Firmato a Reggio un importante accordo volto a favorire la formazione e l’inserimento socio-lavorativo di persone private della libertà

Sottoscritto il protocollo d’intesa per favorire l’inserimento socio-lavorativo delle persone soggette a restrizioni della libertà personale nel territorio della provincia di Reggio Calabria.

L’accordo è frutto della sinergia tra la Prefettura – U.T.G. di Reggio Calabria, l’assessorato regionale al Lavoro, Formazione professionale, Turismo, Tutela dell’ambiente, ITS e Alta Formazione, il Tribunale di sorveglianza di Reggio Calabria, le direzioni degli Istituti penitenziari di Reggio Calabria, Palmi, Locri e Laureana di Borrello, l’Ufficio distrettuale di esecuzione penale esterna, il Garante regionale e comunale dei diritti delle persone private della libertà personale, Confindustria Reggio Calabria, Ance, FAI, l’Ordine dei consulenti del Lavoro, Arpal – Azienda Calabria Lavoro, i Centri per l’Impiego della Regione Calabria e l’ESEFS – Ente Scuola Edile Formazione e Sicurezza di Reggio Calabria.
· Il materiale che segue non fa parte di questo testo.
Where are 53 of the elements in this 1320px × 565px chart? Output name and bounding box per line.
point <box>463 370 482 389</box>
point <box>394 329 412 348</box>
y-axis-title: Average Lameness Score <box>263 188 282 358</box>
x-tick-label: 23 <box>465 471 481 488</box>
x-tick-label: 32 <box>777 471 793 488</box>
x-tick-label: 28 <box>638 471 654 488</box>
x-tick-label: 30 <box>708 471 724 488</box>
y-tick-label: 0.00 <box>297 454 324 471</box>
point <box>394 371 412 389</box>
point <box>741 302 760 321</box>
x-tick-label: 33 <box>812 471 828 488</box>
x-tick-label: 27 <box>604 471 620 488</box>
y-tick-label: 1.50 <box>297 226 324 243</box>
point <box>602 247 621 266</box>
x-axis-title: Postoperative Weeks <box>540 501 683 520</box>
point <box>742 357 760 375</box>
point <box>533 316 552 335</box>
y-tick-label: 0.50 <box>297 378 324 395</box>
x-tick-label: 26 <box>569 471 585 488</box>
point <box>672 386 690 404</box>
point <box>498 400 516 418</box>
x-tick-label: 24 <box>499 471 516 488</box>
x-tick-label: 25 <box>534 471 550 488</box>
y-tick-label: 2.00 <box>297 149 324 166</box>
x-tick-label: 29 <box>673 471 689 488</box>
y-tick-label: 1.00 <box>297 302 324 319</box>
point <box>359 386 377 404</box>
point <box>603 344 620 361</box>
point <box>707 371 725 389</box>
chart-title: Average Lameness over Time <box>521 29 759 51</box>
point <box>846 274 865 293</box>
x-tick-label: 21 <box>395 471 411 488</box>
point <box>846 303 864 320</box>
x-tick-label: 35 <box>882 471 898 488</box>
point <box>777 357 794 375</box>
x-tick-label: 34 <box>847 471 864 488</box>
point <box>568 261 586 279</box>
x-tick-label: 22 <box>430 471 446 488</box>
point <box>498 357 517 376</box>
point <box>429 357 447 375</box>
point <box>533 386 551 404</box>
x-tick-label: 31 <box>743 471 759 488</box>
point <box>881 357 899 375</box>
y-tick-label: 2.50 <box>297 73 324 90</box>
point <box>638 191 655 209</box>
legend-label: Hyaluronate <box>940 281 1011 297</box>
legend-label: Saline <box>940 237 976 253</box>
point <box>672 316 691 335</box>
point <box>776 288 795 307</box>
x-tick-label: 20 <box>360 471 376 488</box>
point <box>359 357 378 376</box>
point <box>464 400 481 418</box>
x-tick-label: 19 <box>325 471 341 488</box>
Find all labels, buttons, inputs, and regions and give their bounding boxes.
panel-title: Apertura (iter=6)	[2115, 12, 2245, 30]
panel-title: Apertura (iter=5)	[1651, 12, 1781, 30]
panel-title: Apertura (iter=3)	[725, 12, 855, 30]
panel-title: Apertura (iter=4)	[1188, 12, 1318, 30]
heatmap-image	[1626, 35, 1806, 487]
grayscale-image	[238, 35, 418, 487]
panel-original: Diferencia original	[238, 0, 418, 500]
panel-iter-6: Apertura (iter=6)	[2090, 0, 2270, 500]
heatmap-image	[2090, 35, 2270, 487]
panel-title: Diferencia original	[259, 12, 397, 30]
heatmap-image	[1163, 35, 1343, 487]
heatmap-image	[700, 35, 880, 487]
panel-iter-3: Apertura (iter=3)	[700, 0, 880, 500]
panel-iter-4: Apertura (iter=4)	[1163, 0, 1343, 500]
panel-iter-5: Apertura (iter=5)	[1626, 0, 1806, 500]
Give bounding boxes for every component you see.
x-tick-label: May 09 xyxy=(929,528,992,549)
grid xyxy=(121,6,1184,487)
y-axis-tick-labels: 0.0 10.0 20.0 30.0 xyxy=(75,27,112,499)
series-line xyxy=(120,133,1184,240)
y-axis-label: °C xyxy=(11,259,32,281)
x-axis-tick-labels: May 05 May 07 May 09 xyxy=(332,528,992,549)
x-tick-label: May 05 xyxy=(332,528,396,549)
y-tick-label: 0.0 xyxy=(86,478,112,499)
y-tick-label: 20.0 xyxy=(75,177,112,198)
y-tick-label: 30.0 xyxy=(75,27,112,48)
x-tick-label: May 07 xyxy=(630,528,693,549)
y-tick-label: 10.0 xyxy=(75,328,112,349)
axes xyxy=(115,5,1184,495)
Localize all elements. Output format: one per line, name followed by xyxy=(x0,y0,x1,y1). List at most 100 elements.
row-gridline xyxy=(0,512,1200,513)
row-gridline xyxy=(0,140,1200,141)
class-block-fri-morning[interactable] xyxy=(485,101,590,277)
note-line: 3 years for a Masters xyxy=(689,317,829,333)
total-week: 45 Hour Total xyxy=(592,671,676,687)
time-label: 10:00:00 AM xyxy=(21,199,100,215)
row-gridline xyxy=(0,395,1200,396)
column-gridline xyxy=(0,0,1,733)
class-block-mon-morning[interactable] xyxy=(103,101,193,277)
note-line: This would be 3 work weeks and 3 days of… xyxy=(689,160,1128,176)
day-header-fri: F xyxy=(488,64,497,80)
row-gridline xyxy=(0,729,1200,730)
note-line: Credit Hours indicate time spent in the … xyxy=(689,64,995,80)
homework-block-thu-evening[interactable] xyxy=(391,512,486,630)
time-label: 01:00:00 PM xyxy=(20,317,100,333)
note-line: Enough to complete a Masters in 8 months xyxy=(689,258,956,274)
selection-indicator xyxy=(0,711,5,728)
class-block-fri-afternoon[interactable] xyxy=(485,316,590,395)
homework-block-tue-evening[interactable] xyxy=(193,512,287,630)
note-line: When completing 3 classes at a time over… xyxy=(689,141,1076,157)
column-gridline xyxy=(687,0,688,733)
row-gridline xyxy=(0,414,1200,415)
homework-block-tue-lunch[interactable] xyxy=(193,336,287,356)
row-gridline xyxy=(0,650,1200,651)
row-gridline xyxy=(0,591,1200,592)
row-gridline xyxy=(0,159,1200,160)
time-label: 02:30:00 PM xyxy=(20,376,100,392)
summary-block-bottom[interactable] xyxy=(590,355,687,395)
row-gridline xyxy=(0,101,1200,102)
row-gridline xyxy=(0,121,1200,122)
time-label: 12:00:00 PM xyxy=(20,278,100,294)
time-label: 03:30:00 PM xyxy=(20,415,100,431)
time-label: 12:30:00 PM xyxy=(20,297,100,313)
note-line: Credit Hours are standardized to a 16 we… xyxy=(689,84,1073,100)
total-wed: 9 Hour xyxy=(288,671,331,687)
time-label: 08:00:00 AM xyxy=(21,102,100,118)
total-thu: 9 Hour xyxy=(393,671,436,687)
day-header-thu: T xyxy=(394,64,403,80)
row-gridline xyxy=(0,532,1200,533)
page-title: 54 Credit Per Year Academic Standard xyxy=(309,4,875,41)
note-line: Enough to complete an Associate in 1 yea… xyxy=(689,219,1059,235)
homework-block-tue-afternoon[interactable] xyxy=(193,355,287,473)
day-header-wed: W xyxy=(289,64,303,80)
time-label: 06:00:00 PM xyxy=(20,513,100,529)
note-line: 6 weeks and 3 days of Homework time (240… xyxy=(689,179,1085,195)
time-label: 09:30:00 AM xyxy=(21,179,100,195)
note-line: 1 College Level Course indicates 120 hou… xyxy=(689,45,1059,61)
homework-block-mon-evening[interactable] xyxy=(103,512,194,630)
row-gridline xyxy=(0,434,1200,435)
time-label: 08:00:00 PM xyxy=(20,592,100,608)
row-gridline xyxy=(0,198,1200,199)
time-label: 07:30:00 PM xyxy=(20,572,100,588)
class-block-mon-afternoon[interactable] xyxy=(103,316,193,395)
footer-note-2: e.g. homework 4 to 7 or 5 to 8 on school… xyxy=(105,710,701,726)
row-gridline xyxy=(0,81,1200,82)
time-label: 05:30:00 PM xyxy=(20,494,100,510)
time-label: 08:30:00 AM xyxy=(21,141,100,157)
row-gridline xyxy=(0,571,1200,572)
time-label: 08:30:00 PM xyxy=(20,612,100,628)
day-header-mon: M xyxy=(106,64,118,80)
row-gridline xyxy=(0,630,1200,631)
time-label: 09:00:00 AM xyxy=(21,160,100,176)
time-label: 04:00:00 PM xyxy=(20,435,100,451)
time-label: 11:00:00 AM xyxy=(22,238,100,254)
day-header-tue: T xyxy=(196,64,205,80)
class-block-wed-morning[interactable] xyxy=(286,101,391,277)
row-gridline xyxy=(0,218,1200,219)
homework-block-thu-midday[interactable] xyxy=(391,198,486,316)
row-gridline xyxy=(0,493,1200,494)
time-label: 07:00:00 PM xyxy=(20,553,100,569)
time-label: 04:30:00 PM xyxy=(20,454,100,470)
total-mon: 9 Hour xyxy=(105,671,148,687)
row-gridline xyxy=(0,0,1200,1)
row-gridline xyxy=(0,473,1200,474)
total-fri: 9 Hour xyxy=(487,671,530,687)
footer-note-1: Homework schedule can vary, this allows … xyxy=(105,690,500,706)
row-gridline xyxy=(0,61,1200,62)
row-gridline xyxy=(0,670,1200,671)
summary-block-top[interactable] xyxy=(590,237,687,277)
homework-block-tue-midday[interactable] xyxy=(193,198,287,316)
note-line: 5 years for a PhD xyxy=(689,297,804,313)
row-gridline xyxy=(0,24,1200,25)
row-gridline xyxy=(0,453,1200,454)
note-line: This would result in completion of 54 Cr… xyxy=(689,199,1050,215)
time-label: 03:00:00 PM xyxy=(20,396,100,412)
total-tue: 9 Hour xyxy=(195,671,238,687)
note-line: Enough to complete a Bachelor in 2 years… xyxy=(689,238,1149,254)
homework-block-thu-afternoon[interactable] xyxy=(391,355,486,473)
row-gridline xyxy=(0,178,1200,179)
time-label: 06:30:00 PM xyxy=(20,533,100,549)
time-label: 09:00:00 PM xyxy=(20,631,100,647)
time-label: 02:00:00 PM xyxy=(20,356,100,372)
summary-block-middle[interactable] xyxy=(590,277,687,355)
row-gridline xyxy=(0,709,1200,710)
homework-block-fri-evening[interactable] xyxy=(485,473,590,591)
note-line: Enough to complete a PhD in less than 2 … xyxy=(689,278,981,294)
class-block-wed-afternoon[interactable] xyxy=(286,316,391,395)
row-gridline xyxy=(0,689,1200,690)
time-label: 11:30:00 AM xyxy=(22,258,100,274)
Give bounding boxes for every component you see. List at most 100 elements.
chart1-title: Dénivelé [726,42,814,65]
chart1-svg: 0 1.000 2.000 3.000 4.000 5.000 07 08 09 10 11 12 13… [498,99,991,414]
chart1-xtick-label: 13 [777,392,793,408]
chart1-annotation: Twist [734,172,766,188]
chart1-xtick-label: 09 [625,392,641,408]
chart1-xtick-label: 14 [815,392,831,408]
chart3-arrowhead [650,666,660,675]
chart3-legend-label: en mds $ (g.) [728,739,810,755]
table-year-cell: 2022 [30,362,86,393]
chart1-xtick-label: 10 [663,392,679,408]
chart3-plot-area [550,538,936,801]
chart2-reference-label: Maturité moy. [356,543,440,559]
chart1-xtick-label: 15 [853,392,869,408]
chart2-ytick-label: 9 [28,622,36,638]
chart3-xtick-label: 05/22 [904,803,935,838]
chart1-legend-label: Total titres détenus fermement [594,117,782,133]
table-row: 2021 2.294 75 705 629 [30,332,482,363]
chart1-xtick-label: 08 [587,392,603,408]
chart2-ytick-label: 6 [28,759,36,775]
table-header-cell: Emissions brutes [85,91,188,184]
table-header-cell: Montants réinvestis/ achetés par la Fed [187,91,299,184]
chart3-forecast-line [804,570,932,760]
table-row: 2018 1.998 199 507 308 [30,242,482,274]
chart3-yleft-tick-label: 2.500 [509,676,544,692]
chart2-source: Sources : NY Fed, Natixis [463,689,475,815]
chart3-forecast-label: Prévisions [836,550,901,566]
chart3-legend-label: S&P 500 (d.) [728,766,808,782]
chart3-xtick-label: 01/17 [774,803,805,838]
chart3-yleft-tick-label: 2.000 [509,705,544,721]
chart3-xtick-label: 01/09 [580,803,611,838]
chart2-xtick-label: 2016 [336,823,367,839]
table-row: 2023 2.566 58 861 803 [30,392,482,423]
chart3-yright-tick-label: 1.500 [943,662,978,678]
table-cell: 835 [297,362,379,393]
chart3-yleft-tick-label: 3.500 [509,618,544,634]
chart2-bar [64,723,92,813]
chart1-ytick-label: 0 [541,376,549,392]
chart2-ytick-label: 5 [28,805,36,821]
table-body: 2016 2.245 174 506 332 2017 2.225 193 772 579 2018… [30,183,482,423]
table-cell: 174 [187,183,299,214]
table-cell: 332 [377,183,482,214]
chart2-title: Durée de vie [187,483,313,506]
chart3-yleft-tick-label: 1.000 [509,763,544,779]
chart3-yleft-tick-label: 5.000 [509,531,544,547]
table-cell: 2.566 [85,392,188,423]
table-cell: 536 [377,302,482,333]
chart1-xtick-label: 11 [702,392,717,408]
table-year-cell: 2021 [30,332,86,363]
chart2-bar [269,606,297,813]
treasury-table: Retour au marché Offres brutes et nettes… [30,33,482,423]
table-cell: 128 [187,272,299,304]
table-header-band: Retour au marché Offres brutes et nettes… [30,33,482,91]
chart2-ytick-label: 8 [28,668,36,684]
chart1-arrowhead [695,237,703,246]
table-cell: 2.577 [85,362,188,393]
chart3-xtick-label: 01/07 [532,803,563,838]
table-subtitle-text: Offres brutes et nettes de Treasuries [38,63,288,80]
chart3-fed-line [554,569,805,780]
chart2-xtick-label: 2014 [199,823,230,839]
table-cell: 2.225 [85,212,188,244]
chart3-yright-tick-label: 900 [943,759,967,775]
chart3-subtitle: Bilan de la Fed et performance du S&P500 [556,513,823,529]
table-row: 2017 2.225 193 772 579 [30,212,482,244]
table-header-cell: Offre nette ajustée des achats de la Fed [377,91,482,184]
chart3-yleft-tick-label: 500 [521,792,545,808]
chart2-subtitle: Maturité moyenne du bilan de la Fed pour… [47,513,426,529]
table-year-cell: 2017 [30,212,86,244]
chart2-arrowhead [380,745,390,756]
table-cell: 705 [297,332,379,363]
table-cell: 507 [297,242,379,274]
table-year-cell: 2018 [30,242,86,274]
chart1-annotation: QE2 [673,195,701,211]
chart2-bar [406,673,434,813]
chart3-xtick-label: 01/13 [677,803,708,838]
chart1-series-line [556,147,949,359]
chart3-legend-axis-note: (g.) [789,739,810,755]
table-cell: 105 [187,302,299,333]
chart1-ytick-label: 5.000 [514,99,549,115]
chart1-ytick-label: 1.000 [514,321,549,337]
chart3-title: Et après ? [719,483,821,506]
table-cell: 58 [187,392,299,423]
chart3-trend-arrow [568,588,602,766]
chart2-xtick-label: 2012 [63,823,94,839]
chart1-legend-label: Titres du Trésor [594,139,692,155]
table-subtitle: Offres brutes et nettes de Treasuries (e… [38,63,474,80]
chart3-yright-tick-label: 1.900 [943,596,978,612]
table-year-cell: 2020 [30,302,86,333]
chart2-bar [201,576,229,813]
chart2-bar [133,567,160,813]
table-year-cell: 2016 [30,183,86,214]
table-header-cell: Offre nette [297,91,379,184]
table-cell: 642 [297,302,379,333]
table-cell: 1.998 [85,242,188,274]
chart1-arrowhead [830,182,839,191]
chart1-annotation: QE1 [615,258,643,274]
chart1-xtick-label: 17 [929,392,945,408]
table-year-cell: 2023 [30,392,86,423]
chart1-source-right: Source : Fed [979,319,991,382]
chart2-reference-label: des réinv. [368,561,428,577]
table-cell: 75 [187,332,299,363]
L’obiettivo condiviso è quello di promuovere percorsi formativi, tirocini e inserimenti lavorativi per persone detenute o sottoposte a misure alternative alla detenzione, valorizzando le opportunità offerte dal Programma GOL – Percorso 4, e creando una rete stabile tra istituzioni pubbliche, enti del terzo settore e tessuto imprenditoriale locale.

Per l’assessore Calabrese “La sottoscrizione di questo Protocollo rappresenta un esempio virtuoso di governance condivisa, in cui ciascun ente ha messo a disposizione le proprie competenze per creare opportunità concrete. Integriamo strumenti regionali, come il Programma GOL, con l’azione quotidiana dei Centri per l’Impiego, il lavoro dell’UDEPE, la disponibilità del sistema penitenziario e l’apertura del mondo imprenditoriale. L’obiettivo è restituire dignità e prospettive a persone che possono e vogliono ricostruire la propria vita. Sostenere percorsi personalizzati di reinserimento, anche attraverso la formazione digitale, artigianale o tecnica, significa fare vera prevenzione sociale e rafforzare la coesione del nostro territorio. La risposta positiva di aziende locali è il segnale più forte che siamo sulla strada giusta”.

“Grazie alla piena collaborazione tra i soggetti coinvolti – dichiara inoltre l’assessore regionale al Lavoro -, si sono già registrati i primi risultati concreti: il Centro per l’Impiego di Reggio Calabria, con il supporto dell’UDEPE e delle aziende ospitanti, ha avviato 8 soggetti beneficiari in tirocinio presso due imprese del territorio, tra cui Tecnoappalti Italia, che ha manifestato l’intenzione di assumere alcuni tirocinanti”.